Unterwegs mit der Ärztin im 13 Hektar großen Kranzbach-Areal zur Yogaplattform im Wald. „Spüren Sie den Waldboden unter Ihren Füßen, riechen Sie die würzige Luft und lassen Sie sie tief in Ihre Lungen hinein“, sagt sie und schreitet über den ungewöhnlich weichen Trampelpfad voran, der sich um die Bäume windet. Es geht hinauf in den Mischwald, vorbei an einem zwischen dichten Fichten versteckten Baumhaus, das als Refugium heißbegehrt ist. Auf dem Boden Pilze, Moose, Flechten und verrottende Äste.

Müllers natürliches Achtsamkeitstraining gipfelt in Atemübungen auf den Lärchenbohlen der Yogaplattform. „Der Kranzbachwald ist gänzlich naturbelassen, wie eine Insel im aufgeräumten Bayerischen Staatsforst“, erklärt sie die entrückte Atmosphäre. Kein Lärm, keine Hektik, nur Vogelgesang bereichert die Szene. Die Magie des Waldes auf die Psyche erschließt sich hier auch ohne mystisch-wabernden Bodennebel. „Der Aufenthalt in diesem Mikroklima auf 1030 Metern Seehöhe führt zu einem ruhigeren Puls, macht die Gefäße elastischer und wirkt blutdrucksenkend. Und das nebenwirkungsfrei“, bringt Müller wieder die medizinische Wirkung mit ins Spiel. Dann schwingt sie die Arme und geht mit langem Ausatmen in die Knie. Einfach nur da sein, tief einatmen und das Grün auf sich wirken lassen. Irgendwie springt die Begeisterung der Ärztin für den Wald über, und die Gäste müssen sich für das Aktivprogramm wie Wandern und Yoga erst gar nicht extra motivieren. Der Wald hat jetzt auch sie gerufen.

Waldbaden, die natürliche Gesundheitserhaltungs- und Entspannungsmethode aus Asien, ist über Amerika in Europa angekommen. Noch ist es zwar nicht so weit, dass die Gäste in Klais auf Hängematten zwischen den Bäumen schaukeln wie in Korea. Das kann man aber schon im Westerwald. Doch Hoteldirektor Klaus Kling plant gerade einen Onsen, ein japanisches heißes Quellbad in der Natur. Bislang speist die hauseigene Quelle nur das Trinkwasser und die Schwimmbecken.

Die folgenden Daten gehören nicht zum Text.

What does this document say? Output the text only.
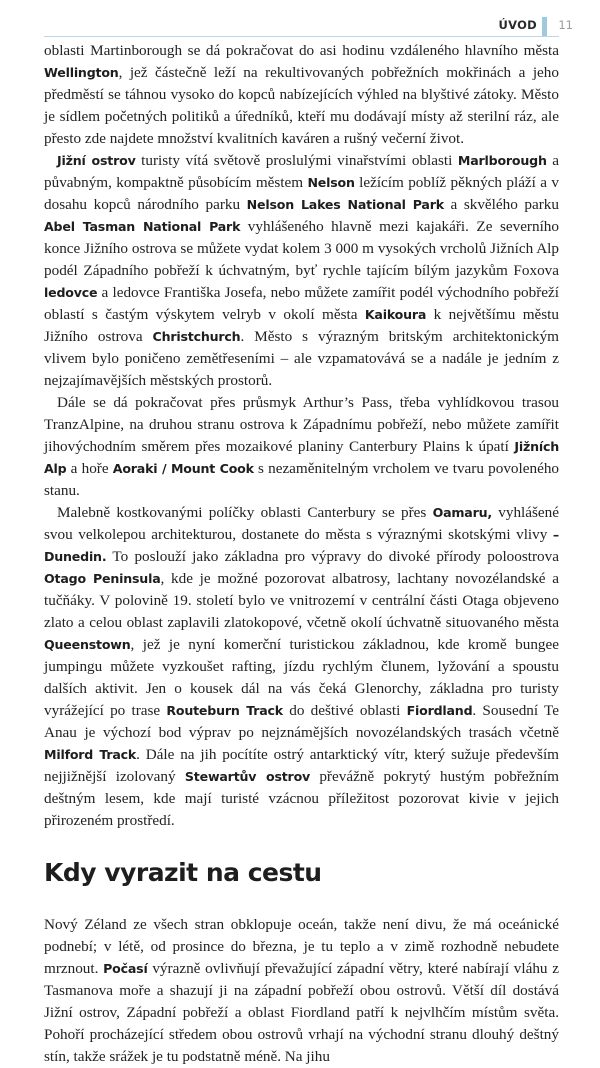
ÚVOD 11

oblasti Martinborough se dá pokračovat do asi hodinu vzdáleného hlavního města Wellington, jež částečně leží na rekultivovaných pobřežních mokřinách a jeho předměstí se táhnou vysoko do kopců nabízejících výhled na blyštivé zátoky. Město je sídlem početných politiků a úředníků, kteří mu dodávají místy až sterilní ráz, ale přesto zde najdete množství kvalitních kaváren a rušný večerní život.

Jižní ostrov turisty vítá světově proslulými vinařstvími oblasti Marlborough a půvabným, kompaktně působícím městem Nelson ležícím poblíž pěkných pláží a v dosahu kopců národního parku Nelson Lakes National Park a skvělého parku Abel Tasman National Park vyhlášeného hlavně mezi kajakáři. Ze severního konce Jižního ostrova se můžete vydat kolem 3 000 m vysokých vrcholů Jižních Alp podél Západního pobřeží k úchvatným, byť rychle tajícím bílým jazykům Foxova ledovce a ledovce Františka Josefa, nebo můžete zamířit podél východního pobřeží oblastí s častým výskytem velryb v okolí města Kaikoura k největšímu městu Jižního ostrova Christchurch. Město s výrazným britským architektonickým vlivem bylo poničeno zemětřeseními – ale vzpamatovává se a nadále je jedním z nejzajímavějších městských prostorů.

Dále se dá pokračovat přes průsmyk Arthur’s Pass, třeba vyhlídkovou trasou TranzAlpine, na druhou stranu ostrova k Západnímu pobřeží, nebo můžete zamířit jihovýchodním směrem přes mozaikové planiny Canterbury Plains k úpatí Jižních Alp a hoře Aoraki / Mount Cook s nezaměnitelným vrcholem ve tvaru povoleného stanu.

Malebně kostkovanými políčky oblasti Canterbury se přes Oamaru, vyhlášené svou velkolepou architekturou, dostanete do města s výraznými skotskými vlivy – Dunedin. To poslouží jako základna pro výpravy do divoké přírody poloostrova Otago Peninsula, kde je možné pozorovat albatrosy, lachtany novozélandské a tučňáky. V polovině 19. století bylo ve vnitrozemí v centrální části Otaga objeveno zlato a celou oblast zaplavili zlatokopové, včetně okolí úchvatně situovaného města Queenstown, jež je nyní komerční turistickou základnou, kde kromě bungee jumpingu můžete vyzkoušet rafting, jízdu rychlým člunem, lyžování a spoustu dalších aktivit. Jen o kousek dál na vás čeká Glenorchy, základna pro turisty vyrážející po trase Routeburn Track do deštivé oblasti Fiordland. Sousední Te Anau je výchozí bod výprav po nejznámějších novozélandských trasách včetně Milford Track. Dále na jih pocítíte ostrý antarktický vítr, který sužuje především nejjižnější izolovaný Stewartův ostrov převážně pokrytý hustým pobřežním deštným lesem, kde mají turisté vzácnou příležitost pozorovat kivie v jejich přirozeném prostředí.

Kdy vyrazit na cestu

Nový Zéland ze všech stran obklopuje oceán, takže není divu, že má oceánické podnebí; v létě, od prosince do března, je tu teplo a v zimě rozhodně nebudete mrznout. Počasí výrazně ovlivňují převažující západní větry, které nabírají vláhu z Tasmanova moře a shazují ji na západní pobřeží obou ostrovů. Větší díl dostává Jižní ostrov, Západní pobřeží a oblast Fiordland patří k nejvlhčím místům světa. Pohoří procházející středem obou ostrovů vrhají na východní stranu dlouhý deštný stín, takže srážek je tu podstatně méně. Na jihu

„NaRuBeWe“ haben die Kranzbacher das Shinrin-Yoku in ihre Hotelphilosophie übersetzt: Natur, Ruhe, Bewegung und Wellness. Tatsächlich wirken Wiesen, Wald und Berge in jeden Raum des Hauses zumindest durch die Fenster hinein. Auch im großen Bergspa, in den Yoga- und Fitnessräumen. Mit Arnika und anderen Kräutern, Latschenkiefern- und Zirbenöl sowie Bergsalz oder Heu für Leberwickel bringen die Masseure und Therapeuten die Wirkstoffe des Waldes in den Körper. „Intuitiv hat der Mensch schon immer gespürt, dass der Wald ihm guttut“, sagt Müller. „Heute wissen wir, dass die Terpene des Waldes wie kleine Medikamente wirken. Also atmen Sie einfach, den Rest übernimmt der Wald für Sie.“

INFO
Das Kranzbach gehört in Deutschland zu den Pionieren des Waldbaden Im Taunus und im schweizerischen Aletschwald führt Annette Bernjus ihre Gruppen in den Wald. Im Westerwald liegt man in Hängematten. Thüringen steuert zum Waldbaden auch Expeditionen bei. Massagen im Wald und einen großen Spa mit Mooswänden, Reisig und kleinen Bäumen gibt es in Leogang in Österreich. In Flims in der Schweiz führt Waldbaden an einen Wasserfall. In den Dolomiten führt der Besitzer des Miramonti die Gäste in den Wald, und das Hotel Gitschberg ergänzt die Naturwellness mit einer Blütenuhrmassage (www.gitschberg.it).